To look at the shelves of our bookshops you might think the mental well-being of the nation rests on an inexhaustible supply of felt-tip pens. The storming success of colouring-in books for adults, promising tranquillity and peace of mind as you colour, was the publishing triumph of 2015. But that was last year. Canny publishers are already looking to the next trend. So forget felt-tips: 2016 is the year of the fold. Colouring in is out; origami is in.
Next month sees the publication of Zen Doodle Origami by Carolyn Scrace. In April, there will be a rush of titles: Colour-Gami: Colour and Fold Your Way to Calm; The Book of Mindful Origami: Fold Paper, Unfold Your Mind; and Zen Origami: 20 Modular Forms for Meditation and Calm. Some of these books come with sheets of origami paper, which you can colour in before folding them into a crane, a lotus flower or a Samurai helmet. There’s certainly a ready audience. The TED Talk (an online series of videos) on The Math and Magic of Origami, by origamist and mathematician Robert Lang, has been watched two million times.
But can folding really bestow mindful calm? And can the new origami books replicate the runaway success of colouring in? Origami originated in Japan in the 17th century, though there is also a flourishing paper-folding tradition in China. The principal is simple: three-dimensional shapes are made from folding a square of thin paper without scissor cuts or using glue.
Creativity with rules
Modern origamists call themselves “folders”. One such folder and origami evangelist is British Origami Society member Nick Robinson. He discovered the Japanese craft in the early ’80s when he was in his mid-twenties, coming to origami after a failed pop career. He has since written 60 books on origami, including Buddhist Origami, with folding guides for a Seated Buddha, Wise Frog, Fish of Harmony and Contemplative Turtle. His next title is (somewhat less serenely) a book on Star Wars origami. Whether you’re making Buddhas or Darth Vaders, origami can be meditative, says Robinson. “The world fades away and you just focus on your fingers and the paper.”
Coco Sato, who was born in Japan and studied for a Fine Art degree at Central Saint Martins in London, agrees. She folds spectacular giant origami installations for festivals. Its appeal, she says, is the curious combination of creativity and rules. “Although you may not be very artistic, by following the rules you create something beautiful,” she says. “Following the rules step-by-step is very calming.”
Mei Ling, who lives in Portsmouth, learnt the art of folding in China when she was seven years old. At her school, the boys would fold dozens of stars and put them in a jar to give to the girls they fancied. After moving to England, she worked as a nanny and babysitter, often teaching the children origami. When one mother asked her to make a series of origami models for a bare wall, she turned her babysitting game into a design business.
“I think people find it calming during the learning process, memorising the steps and not thinking of other troubles at all,” she says.
She listens to jazz as she folds.
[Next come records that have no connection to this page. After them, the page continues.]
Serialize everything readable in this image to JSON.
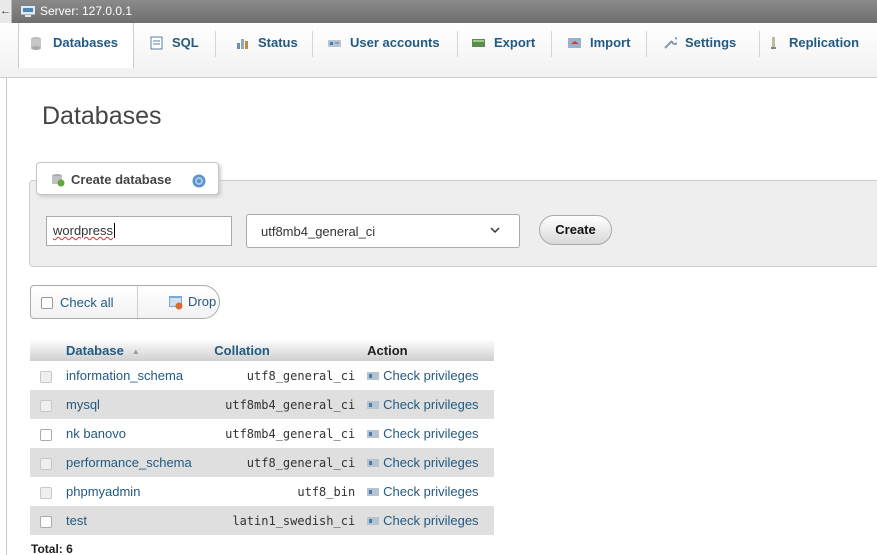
{
  "server_bar": {
    "back_glyph": "←",
    "label": "Server: 127.0.0.1"
  },
  "tabs": [
    {
      "label": "Databases",
      "icon": "database-icon"
    },
    {
      "label": "SQL",
      "icon": "sql-icon"
    },
    {
      "label": "Status",
      "icon": "status-icon"
    },
    {
      "label": "User accounts",
      "icon": "user-accounts-icon"
    },
    {
      "label": "Export",
      "icon": "export-icon"
    },
    {
      "label": "Import",
      "icon": "import-icon"
    },
    {
      "label": "Settings",
      "icon": "settings-icon"
    },
    {
      "label": "Replication",
      "icon": "replication-icon"
    }
  ],
  "page_title": "Databases",
  "create_db": {
    "legend": "Create database",
    "name_value": "wordpress",
    "collation_value": "utf8mb4_general_ci",
    "create_label": "Create"
  },
  "bulk": {
    "check_all": "Check all",
    "drop": "Drop"
  },
  "table": {
    "headers": {
      "database": "Database",
      "collation": "Collation",
      "action": "Action"
    },
    "rows": [
      {
        "name": "information_schema",
        "collation": "utf8_general_ci",
        "action": "Check privileges"
      },
      {
        "name": "mysql",
        "collation": "utf8mb4_general_ci",
        "action": "Check privileges"
      },
      {
        "name": "nk banovo",
        "collation": "utf8mb4_general_ci",
        "action": "Check privileges"
      },
      {
        "name": "performance_schema",
        "collation": "utf8_general_ci",
        "action": "Check privileges"
      },
      {
        "name": "phpmyadmin",
        "collation": "utf8_bin",
        "action": "Check privileges"
      },
      {
        "name": "test",
        "collation": "latin1_swedish_ci",
        "action": "Check privileges"
      }
    ]
  },
  "total": "Total: 6",
  "colors": {
    "link": "#235a81",
    "row_alt": "#dfdfdf",
    "server_bar": "#7a7a7a"
  }
}
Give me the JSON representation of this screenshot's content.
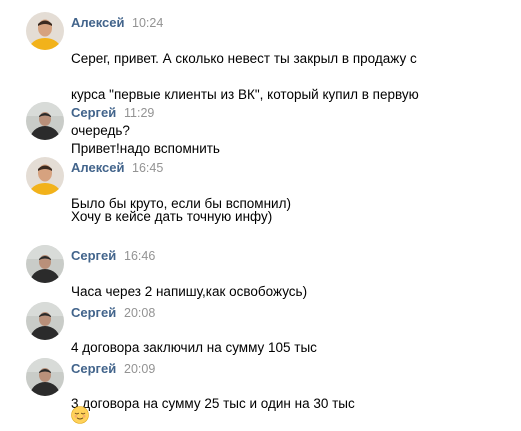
{
  "messages": [
    {
      "author": "Алексей",
      "time": "10:24",
      "avatar": "aleksey",
      "lines": [
        "Серег, привет. А сколько невест ты закрыл в продажу с",
        "курса \"первые клиенты из ВК\", который купил в первую",
        "очередь?"
      ]
    },
    {
      "author": "Сергей",
      "time": "11:29",
      "avatar": "sergey",
      "lines": [
        "Привет!надо вспомнить"
      ]
    },
    {
      "author": "Алексей",
      "time": "16:45",
      "avatar": "aleksey",
      "lines": [
        "Было бы круто, если бы вспомнил)"
      ],
      "extra": "Хочу в кейсе дать точную инфу)"
    },
    {
      "author": "Сергей",
      "time": "16:46",
      "avatar": "sergey",
      "lines": [
        "Часа через 2 напишу,как освобожусь)"
      ]
    },
    {
      "author": "Сергей",
      "time": "20:08",
      "avatar": "sergey",
      "lines": [
        "4 договора заключил на сумму 105 тыс"
      ]
    },
    {
      "author": "Сергей",
      "time": "20:09",
      "avatar": "sergey",
      "lines": [
        "3 договора на сумму 25 тыс и один на 30 тыс"
      ],
      "emoji": "relieved-face-emoji"
    }
  ],
  "colors": {
    "author_name": "#42648b",
    "timestamp": "#939393",
    "text": "#000000"
  }
}
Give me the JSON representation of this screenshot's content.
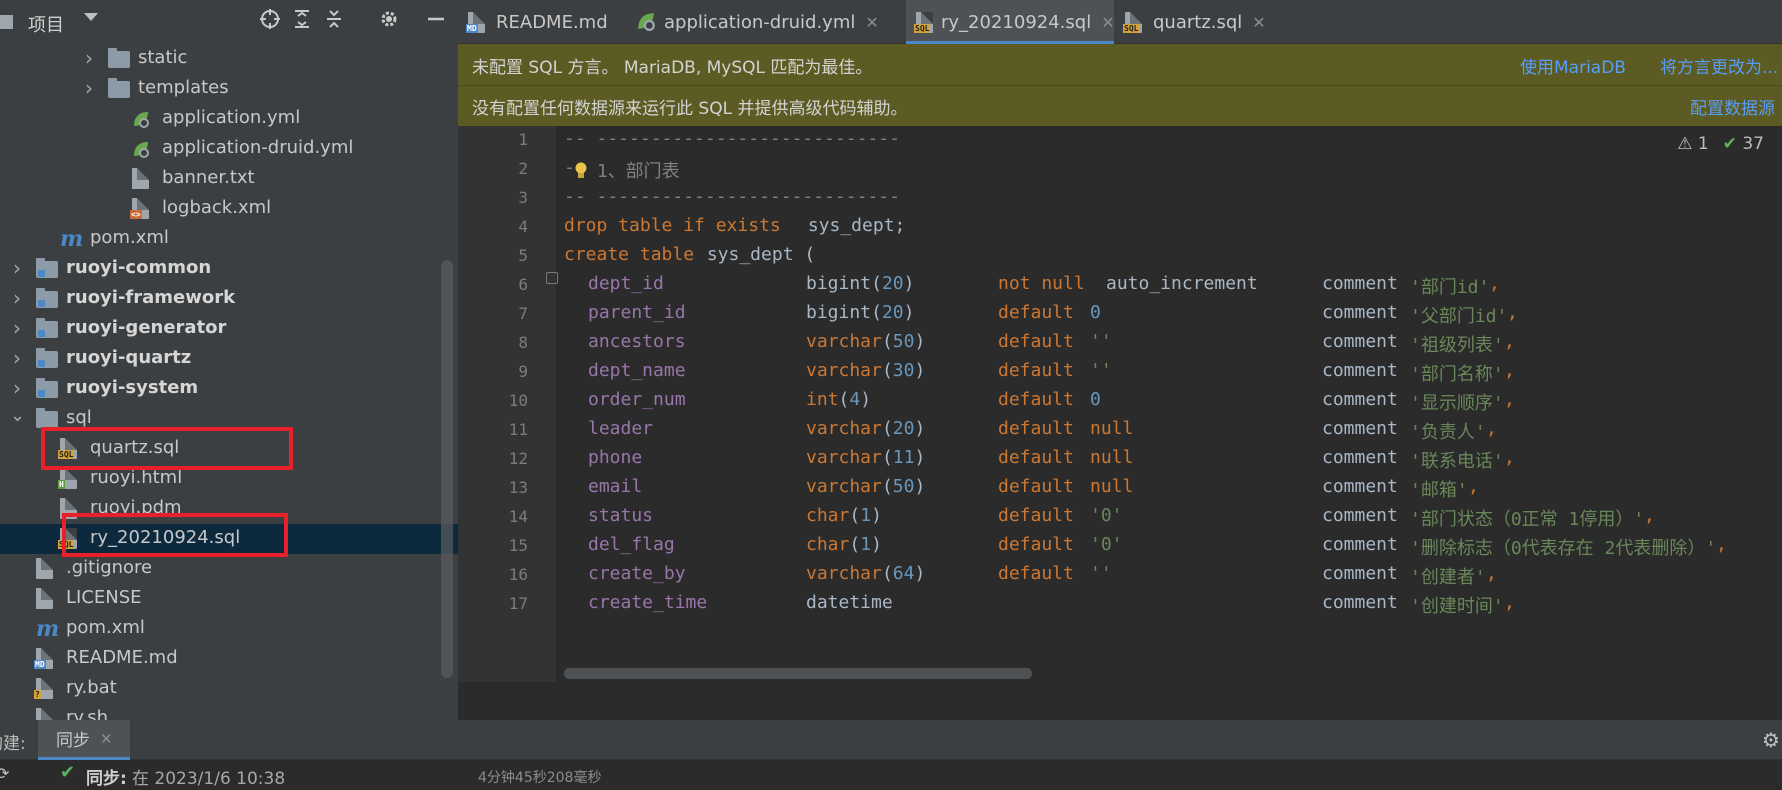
{
  "project": {
    "title": "项目",
    "tree": [
      {
        "label": "static",
        "type": "folder",
        "chevron": true,
        "depth": 4
      },
      {
        "label": "templates",
        "type": "folder",
        "chevron": true,
        "depth": 4
      },
      {
        "label": "application.yml",
        "type": "yml",
        "depth": 5
      },
      {
        "label": "application-druid.yml",
        "type": "yml",
        "depth": 5
      },
      {
        "label": "banner.txt",
        "type": "txt",
        "depth": 5
      },
      {
        "label": "logback.xml",
        "type": "xml",
        "depth": 5
      },
      {
        "label": "pom.xml",
        "type": "maven",
        "depth": 2
      },
      {
        "label": "ruoyi-common",
        "type": "module",
        "chevron": true,
        "depth": 1,
        "bold": true
      },
      {
        "label": "ruoyi-framework",
        "type": "module",
        "chevron": true,
        "depth": 1,
        "bold": true
      },
      {
        "label": "ruoyi-generator",
        "type": "module",
        "chevron": true,
        "depth": 1,
        "bold": true
      },
      {
        "label": "ruoyi-quartz",
        "type": "module",
        "chevron": true,
        "depth": 1,
        "bold": true
      },
      {
        "label": "ruoyi-system",
        "type": "module",
        "chevron": true,
        "depth": 1,
        "bold": true
      },
      {
        "label": "sql",
        "type": "folder",
        "chevron": "open",
        "depth": 1
      },
      {
        "label": "quartz.sql",
        "type": "sql",
        "depth": 2,
        "highlighted": true
      },
      {
        "label": "ruoyi.html",
        "type": "html",
        "depth": 2
      },
      {
        "label": "ruoyi.pdm",
        "type": "txt",
        "depth": 2
      },
      {
        "label": "ry_20210924.sql",
        "type": "sql",
        "depth": 2,
        "selected": true,
        "highlighted": true
      },
      {
        "label": ".gitignore",
        "type": "git",
        "depth": 1
      },
      {
        "label": "LICENSE",
        "type": "txt",
        "depth": 1
      },
      {
        "label": "pom.xml",
        "type": "maven",
        "depth": 1
      },
      {
        "label": "README.md",
        "type": "md",
        "depth": 1
      },
      {
        "label": "ry.bat",
        "type": "bat",
        "depth": 1
      },
      {
        "label": "ry.sh",
        "type": "txt",
        "depth": 1
      }
    ]
  },
  "tabs": [
    {
      "label": "README.md",
      "icon": "md-file-icon",
      "closable": false,
      "active": false
    },
    {
      "label": "application-druid.yml",
      "icon": "yml-file-icon",
      "closable": true,
      "active": false
    },
    {
      "label": "ry_20210924.sql",
      "icon": "sql-file-icon",
      "closable": true,
      "active": true
    },
    {
      "label": "quartz.sql",
      "icon": "sql-file-icon",
      "closable": true,
      "active": false
    }
  ],
  "banner1": {
    "text": "未配置 SQL 方言。 MariaDB, MySQL 匹配为最佳。",
    "link1": "使用MariaDB",
    "link2": "将方言更改为..."
  },
  "banner2": {
    "text": "没有配置任何数据源来运行此 SQL 并提供高级代码辅助。",
    "link1": "配置数据源"
  },
  "inspections": {
    "warnings": "1",
    "ok": "37"
  },
  "code": {
    "line1": "-- ----------------------------",
    "line2_prefix": "-",
    "line2_comment": " 1、部门表",
    "line3": "-- ----------------------------",
    "line4": {
      "kw1": "drop table if exists",
      "rest": " sys_dept;"
    },
    "line5": {
      "kw1": "create table",
      "rest": " sys_dept ("
    },
    "columns": [
      {
        "name": "dept_id",
        "type": "bigint",
        "len": "20",
        "kw": "not null",
        "extra": "auto_increment",
        "comment": "'部门id'"
      },
      {
        "name": "parent_id",
        "type": "bigint",
        "len": "20",
        "kw": "default",
        "extra": "0",
        "comment": "'父部门id'"
      },
      {
        "name": "ancestors",
        "type": "varchar",
        "len": "50",
        "kw": "default",
        "extra": "''",
        "comment": "'祖级列表'"
      },
      {
        "name": "dept_name",
        "type": "varchar",
        "len": "30",
        "kw": "default",
        "extra": "''",
        "comment": "'部门名称'"
      },
      {
        "name": "order_num",
        "type": "int",
        "len": "4",
        "kw": "default",
        "extra": "0",
        "comment": "'显示顺序'"
      },
      {
        "name": "leader",
        "type": "varchar",
        "len": "20",
        "kw": "default",
        "extra": "null",
        "comment": "'负责人'"
      },
      {
        "name": "phone",
        "type": "varchar",
        "len": "11",
        "kw": "default",
        "extra": "null",
        "comment": "'联系电话'"
      },
      {
        "name": "email",
        "type": "varchar",
        "len": "50",
        "kw": "default",
        "extra": "null",
        "comment": "'邮箱'"
      },
      {
        "name": "status",
        "type": "char",
        "len": "1",
        "kw": "default",
        "extra": "'0'",
        "comment": "'部门状态（0正常 1停用）'"
      },
      {
        "name": "del_flag",
        "type": "char",
        "len": "1",
        "kw": "default",
        "extra": "'0'",
        "comment": "'删除标志（0代表存在 2代表删除）'"
      },
      {
        "name": "create_by",
        "type": "varchar",
        "len": "64",
        "kw": "default",
        "extra": "''",
        "comment": "'创建者'"
      },
      {
        "name": "create_time",
        "type": "datetime",
        "len": "",
        "kw": "",
        "extra": "",
        "comment": "'创建时间'"
      }
    ],
    "line_numbers": [
      "1",
      "2",
      "3",
      "4",
      "5",
      "6",
      "7",
      "8",
      "9",
      "10",
      "11",
      "12",
      "13",
      "14",
      "15",
      "16",
      "17"
    ]
  },
  "bottom": {
    "build_label": "构建:",
    "tab": "同步",
    "status_label": "同步:",
    "status_time": "在 2023/1/6 10:38",
    "duration": "4分钟45秒208毫秒"
  }
}
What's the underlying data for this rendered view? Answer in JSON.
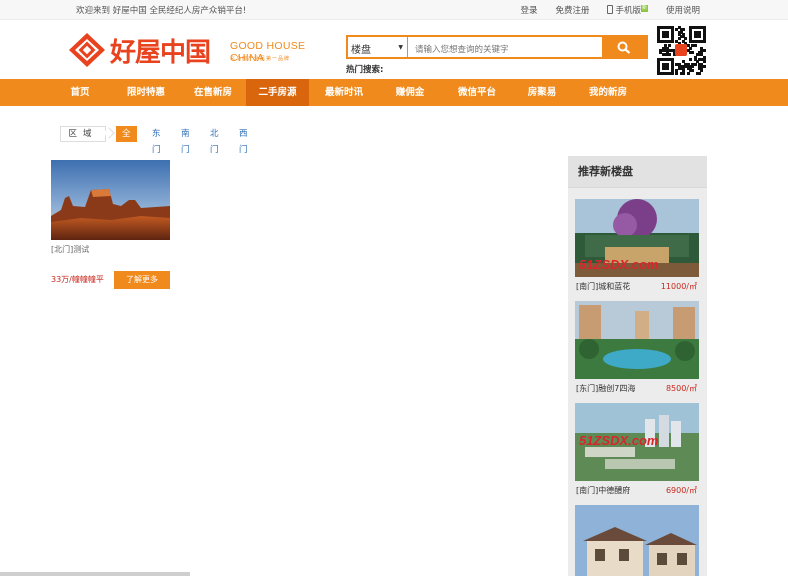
{
  "topbar": {
    "welcome": "欢迎来到 好屋中国 全民经纪人房产众销平台!",
    "login": "登录",
    "register": "免费注册",
    "mobile": "手机版",
    "mobile_badge": "新",
    "help": "使用说明"
  },
  "header": {
    "logo_cn": "好屋中国",
    "logo_en": "GOOD HOUSE CHINA",
    "logo_sub": "义乌房产全民第一品牌"
  },
  "search": {
    "category": "楼盘",
    "placeholder": "请输入您想查询的关键字",
    "hot_label": "热门搜索:"
  },
  "nav": {
    "items": [
      "首页",
      "限时特惠",
      "在售新房",
      "二手房源",
      "最新时讯",
      "赚佣金",
      "微信平台",
      "房聚易",
      "我的新房"
    ],
    "active": "二手房源"
  },
  "filter": {
    "label": "区域",
    "options": [
      "全部",
      "东门",
      "南门",
      "北门",
      "西门"
    ],
    "selected": "全部"
  },
  "listing": {
    "caption": "[北门]测试",
    "price": "33万/幢幢幢平",
    "more_button": "了解更多"
  },
  "sidebar": {
    "title": "推荐新楼盘",
    "items": [
      {
        "name": "[南门]城和蓝花",
        "price": "11000/㎡"
      },
      {
        "name": "[东门]融创7四海",
        "price": "8500/㎡"
      },
      {
        "name": "[南门]中德醴府",
        "price": "6900/㎡"
      },
      {
        "name": "",
        "price": ""
      }
    ],
    "watermark": "51ZSDX.com"
  },
  "colors": {
    "brand_orange": "#f08a1c",
    "nav_active": "#d9660c",
    "logo_red": "#e8421e",
    "price_red": "#c8281e",
    "link_blue": "#2a6db5"
  }
}
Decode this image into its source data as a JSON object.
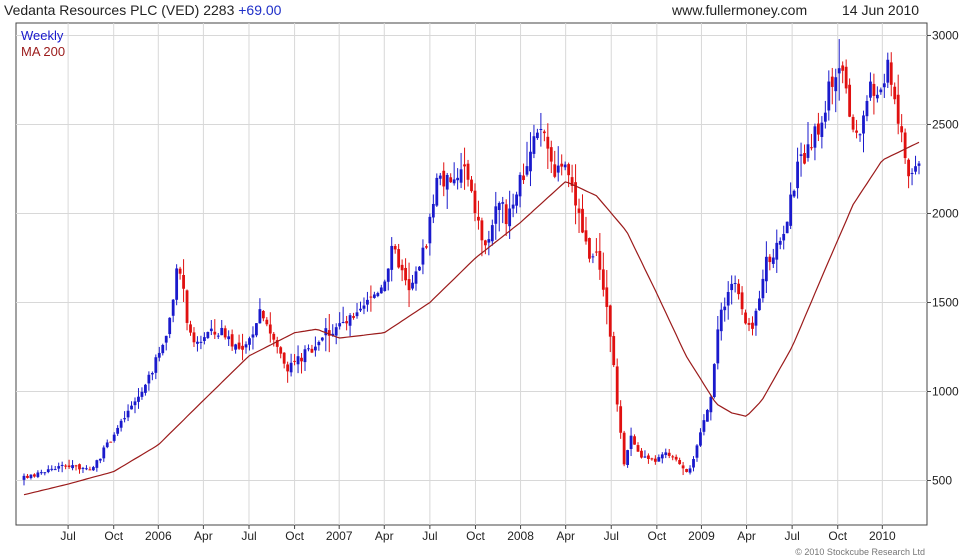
{
  "header": {
    "title": "Vedanta Resources PLC (VED) 2283",
    "change": "+69.00",
    "website": "www.fullermoney.com",
    "date": "14 Jun 2010"
  },
  "colors": {
    "up": "#1a1acc",
    "down": "#e01010",
    "ma": "#9b1b1b",
    "grid": "#d8d8d8",
    "axis": "#444444"
  },
  "chart_data": {
    "type": "candlestick",
    "legend": [
      {
        "label": "Weekly",
        "color": "#1a1acc"
      },
      {
        "label": "MA 200",
        "color": "#9b1b1b"
      }
    ],
    "y_ticks": [
      500,
      1000,
      1500,
      2000,
      2500,
      3000
    ],
    "ylim": [
      250,
      3070
    ],
    "x_ticks": [
      "Jul",
      "Oct",
      "2006",
      "Apr",
      "Jul",
      "Oct",
      "2007",
      "Apr",
      "Jul",
      "Oct",
      "2008",
      "Apr",
      "Jul",
      "Oct",
      "2009",
      "Apr",
      "Jul",
      "Oct",
      "2010",
      "Apr"
    ],
    "x_start": "2005-07-04",
    "x_end": "2010-06-14",
    "price_path": [
      [
        "2005-07-04",
        510
      ],
      [
        "2005-09-01",
        570
      ],
      [
        "2005-10-10",
        590
      ],
      [
        "2005-11-15",
        550
      ],
      [
        "2006-01-10",
        800
      ],
      [
        "2006-03-10",
        1050
      ],
      [
        "2006-04-20",
        1350
      ],
      [
        "2006-05-12",
        1700
      ],
      [
        "2006-06-08",
        1250
      ],
      [
        "2006-07-10",
        1330
      ],
      [
        "2006-08-15",
        1330
      ],
      [
        "2006-09-20",
        1200
      ],
      [
        "2006-10-25",
        1480
      ],
      [
        "2006-11-20",
        1280
      ],
      [
        "2006-12-20",
        1140
      ],
      [
        "2007-01-25",
        1220
      ],
      [
        "2007-03-10",
        1350
      ],
      [
        "2007-05-01",
        1400
      ],
      [
        "2007-06-25",
        1600
      ],
      [
        "2007-07-20",
        1800
      ],
      [
        "2007-08-20",
        1550
      ],
      [
        "2007-09-20",
        1800
      ],
      [
        "2007-10-20",
        2250
      ],
      [
        "2007-11-10",
        2150
      ],
      [
        "2007-12-10",
        2250
      ],
      [
        "2008-01-20",
        1800
      ],
      [
        "2008-02-10",
        2000
      ],
      [
        "2008-03-05",
        2000
      ],
      [
        "2008-04-10",
        2250
      ],
      [
        "2008-05-15",
        2500
      ],
      [
        "2008-06-05",
        2250
      ],
      [
        "2008-06-25",
        2300
      ],
      [
        "2008-07-15",
        2100
      ],
      [
        "2008-08-15",
        1800
      ],
      [
        "2008-09-10",
        1700
      ],
      [
        "2008-10-01",
        1300
      ],
      [
        "2008-10-15",
        850
      ],
      [
        "2008-10-27",
        600
      ],
      [
        "2008-11-10",
        750
      ],
      [
        "2008-11-25",
        650
      ],
      [
        "2008-12-20",
        600
      ],
      [
        "2009-01-20",
        650
      ],
      [
        "2009-02-15",
        600
      ],
      [
        "2009-03-05",
        550
      ],
      [
        "2009-03-25",
        700
      ],
      [
        "2009-04-20",
        1000
      ],
      [
        "2009-05-10",
        1450
      ],
      [
        "2009-06-05",
        1650
      ],
      [
        "2009-07-01",
        1350
      ],
      [
        "2009-07-15",
        1350
      ],
      [
        "2009-08-05",
        1700
      ],
      [
        "2009-09-01",
        1800
      ],
      [
        "2009-09-25",
        2000
      ],
      [
        "2009-10-15",
        2300
      ],
      [
        "2009-11-10",
        2350
      ],
      [
        "2009-12-15",
        2700
      ],
      [
        "2010-01-05",
        2850
      ],
      [
        "2010-01-25",
        2550
      ],
      [
        "2010-02-10",
        2400
      ],
      [
        "2010-03-01",
        2650
      ],
      [
        "2010-04-01",
        2700
      ],
      [
        "2010-04-15",
        2850
      ],
      [
        "2010-05-05",
        2500
      ],
      [
        "2010-05-25",
        2200
      ],
      [
        "2010-06-14",
        2283
      ]
    ],
    "ma200": [
      [
        "2005-07-04",
        420
      ],
      [
        "2005-10-01",
        480
      ],
      [
        "2006-01-01",
        550
      ],
      [
        "2006-04-01",
        700
      ],
      [
        "2006-07-01",
        950
      ],
      [
        "2006-10-01",
        1200
      ],
      [
        "2007-01-01",
        1330
      ],
      [
        "2007-02-15",
        1350
      ],
      [
        "2007-04-01",
        1300
      ],
      [
        "2007-07-01",
        1330
      ],
      [
        "2007-10-01",
        1500
      ],
      [
        "2008-01-01",
        1750
      ],
      [
        "2008-04-01",
        1950
      ],
      [
        "2008-07-01",
        2180
      ],
      [
        "2008-09-01",
        2100
      ],
      [
        "2008-11-01",
        1900
      ],
      [
        "2009-01-01",
        1550
      ],
      [
        "2009-03-01",
        1200
      ],
      [
        "2009-05-01",
        930
      ],
      [
        "2009-06-01",
        880
      ],
      [
        "2009-07-01",
        860
      ],
      [
        "2009-08-01",
        950
      ],
      [
        "2009-10-01",
        1250
      ],
      [
        "2009-12-01",
        1650
      ],
      [
        "2010-02-01",
        2050
      ],
      [
        "2010-04-01",
        2300
      ],
      [
        "2010-06-14",
        2400
      ]
    ],
    "copyright": "© 2010 Stockcube Research Ltd"
  }
}
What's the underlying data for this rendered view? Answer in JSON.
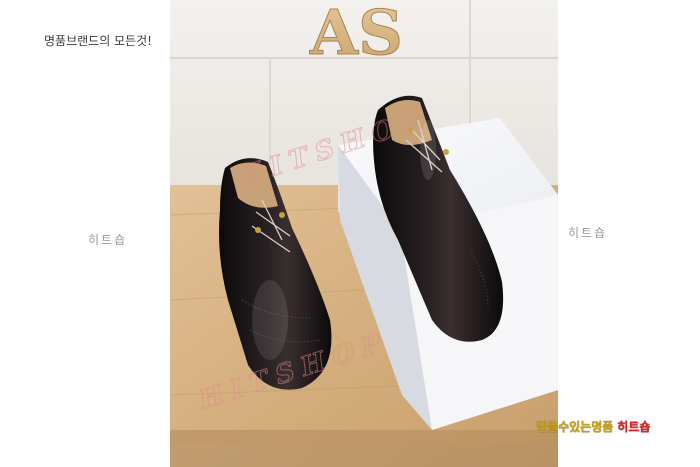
{
  "header": {
    "tagline": "명품브랜드의 모든것!"
  },
  "side_watermarks": {
    "left": "히트숍",
    "right": "히트숍"
  },
  "photo": {
    "sign_letters": "AS",
    "watermark": "HITSHOP",
    "colors": {
      "wall": "#f1efec",
      "wood": "#d8b587",
      "box": "#f4f4f6",
      "leather": "#141012"
    }
  },
  "footer": {
    "slogan": "믿을수있는명품",
    "brand": "히트숍"
  }
}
Others prefer meditative silence.
Mark Bolitho has been folding for 35 years. His designs are more robustly masculine than the usual paper peacocks, butterflies and lotus blossoms. He has made lifelike triceratops and pterodactyl, and a jet fighter plane — a serious step up from the paper planes you may have thrown out of the window at school. He recalls attending a conference of origamists in Italy at which there was a peaceful hush.
“There isn’t any talking,” he says. “You’re just following the process.” But it doesn’t have to be a lonely pursuit. Ellie Romer-Lee, head of talent at a London-based tech start-up, made hundreds of origami cranes as decorations for her wedding last year. Folding the birds, she says, “was about making some time in the run-up to my wedding to spend time with people I cared about. I made the cranes with my friends, with my mum, with my aunties, uncles and cousins.”
What mattered to her was the process of making and folding — not whether each crane turned out perfect. So far my origami skills extend only to one slightly lopsided swan. While it didn’t turn out as gracefully as I’d hoped, I was utterly absorbed in the folds, all other distractions forgotten. “There’s an element of concentration,” says Scrace, “which takes your mind off everyday hassles. Simple shapes are very satisfying to do and you end up with something to cherish. “You do the first few and think, ‘I’ll never get the hang of it.’ Then you are hooked. There’s a thrill in losing yourself in what you are doing.”
Origami is undoubtedly more challenging than colouring in. Its “masters” practise for decades. The most intricate folding instructions for models of praying mantises and armadillos are devised by mathematicians and can involve hundreds of intricate folds and creases. James Daunt, chief executive of Waterstones, wonders whether this will keep origami from capturing the same juggernaut market as colouring-in books. “It is addictive,” he says. “But I don’t know whether clumsy-fingered adults will take to it.” Still, he admits he did not predict the colouring-in phenomenon, so we may yet become a nation of folders. My own swan is swimming calmly on the surface of my desk, a stack of origami paper waiting next to it. For my next challenge, I have my eye on an easy penguin. But I think I’ll leave the armadillos to the masters.